Madagascar: La faim du confinement

Une ritournelle depuis des années. Pandémie du coronavirus ou pas. Même au temps de la colonisation si l'on se réfère aux « Notes du passé » de notre Pela Ravalitera nationale. Une grande majorité des populations des régions du Sud du pays est exposée à la malnutrition, à la disette et à la famine.

Elles se nourrissent avec du cactus, du manioc ou du tamarin, des « compléments nutritifs » pauvres en apports calorifiques. Elles boivent de l'eau glauque. L'afflux des aides internationales, si utiles et nécessaires, n'a pas résolu les données de ce problème récurrent.

Le devenir des milliers d'enfants, vulnérables et fragiles, préoccupe au plus au haut point des organismes internationaux et onusiens, spécialistes des œuvres de bienfaisance. Ils ont, pour la énième fois, tiré la sonnette d'alarme. Face à un désastre humanitaire qui se profile à l'horizon. À moins que ce ne soit déjà le cas. Mais occulté par les décomptes au quotidien des « chiffres et des êtres » liés à la Covid-19.

La raison principale de cet engrenage sans fin de la... faim, de cette crise nutritionnelle à répétition, est un secret de Polichinelle. Elle vient de la persistance de la sécheresse. Rendant les terres cultivables, pourtant des plaines à perte de vue, arides et stériles. L'environnement, au sens large, en proie à l'avancée irréversible de la désertification, devient hostile à tout projet d'agriculture et d'élevage.

Toutes ces conditions défavorables ainsi réunies conduisent souvent à la migration de masse des autochtones vers des endroits plus accueillants et faciles à exploiter. Comme des parcs nationaux et des aires protégées. À plusieurs kilomètres de chez eux. Point de chute d'un exil verdoyant. Loin, très loin de leurs « huttes » d'infortune.

Où ces peuples nomades par nature, se sédentarisent. Ils squattent ces havres de paix, des refuges de plus en plus rares de la biodiversité. Asiles précaires des espèces végétales et animales en voie d'extinction.

Ils s'installent là où ils trouvent leurs aises. Par la production intensive du charbon de bois et la pratique nuisible et néfaste de la culture sur brûlis du maïs. Appauvrissant le sol de ses oligoéléments. Mettant en péril ces joyaux de l'écotourisme, déjà privés des subsides des visiteurs étrangers qui financent leur précaire préservation.

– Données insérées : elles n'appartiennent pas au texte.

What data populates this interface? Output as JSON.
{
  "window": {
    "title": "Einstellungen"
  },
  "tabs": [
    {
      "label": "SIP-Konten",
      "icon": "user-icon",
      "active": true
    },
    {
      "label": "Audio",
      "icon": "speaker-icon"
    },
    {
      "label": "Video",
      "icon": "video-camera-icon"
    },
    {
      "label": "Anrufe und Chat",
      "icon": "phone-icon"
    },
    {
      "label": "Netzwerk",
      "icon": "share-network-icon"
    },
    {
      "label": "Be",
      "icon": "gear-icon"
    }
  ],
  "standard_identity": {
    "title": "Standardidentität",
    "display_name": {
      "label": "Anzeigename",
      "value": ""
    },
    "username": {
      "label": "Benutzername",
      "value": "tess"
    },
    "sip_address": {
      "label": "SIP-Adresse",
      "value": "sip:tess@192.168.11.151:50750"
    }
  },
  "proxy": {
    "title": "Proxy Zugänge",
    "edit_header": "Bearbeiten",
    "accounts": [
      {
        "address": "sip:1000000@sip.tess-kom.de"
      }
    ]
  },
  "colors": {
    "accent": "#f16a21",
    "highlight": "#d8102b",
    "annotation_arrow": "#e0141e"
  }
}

Aujourd'hui, les expulser de gré ou de force, s'apparenterait à une mission impossible. Cela contredit les principes de la libre circulation des biens et des personnes, garantis par la Constitution, argumentent ceux qui les soutiennent. Le bras de fer ainsi engagé peut aussi virer, à tout moment, vers un conflit tribal.

Voilà donc un effet induit aux conséquences aussi catastrophiques sur autrui, des difficultés des plus démunis du Sud profond à s'extirper de leur misère. Les régimes successifs n'ont pas réussi là où leurs prédécesseurs ont échoué. Les uns et les autres n'arrivent pas à concrétiser les divers projets d'adduction d'eau. La vraie source du... fléau.

D'autres victimes collatérales des mesures restrictives de l'état d'urgence sanitaire, grossissent les rangs des affamés. La ruée vers le Vatsy Tsinjo et le nombre croissant des sans-abri dans la capitale, attestent cette... tristesse alimentaire.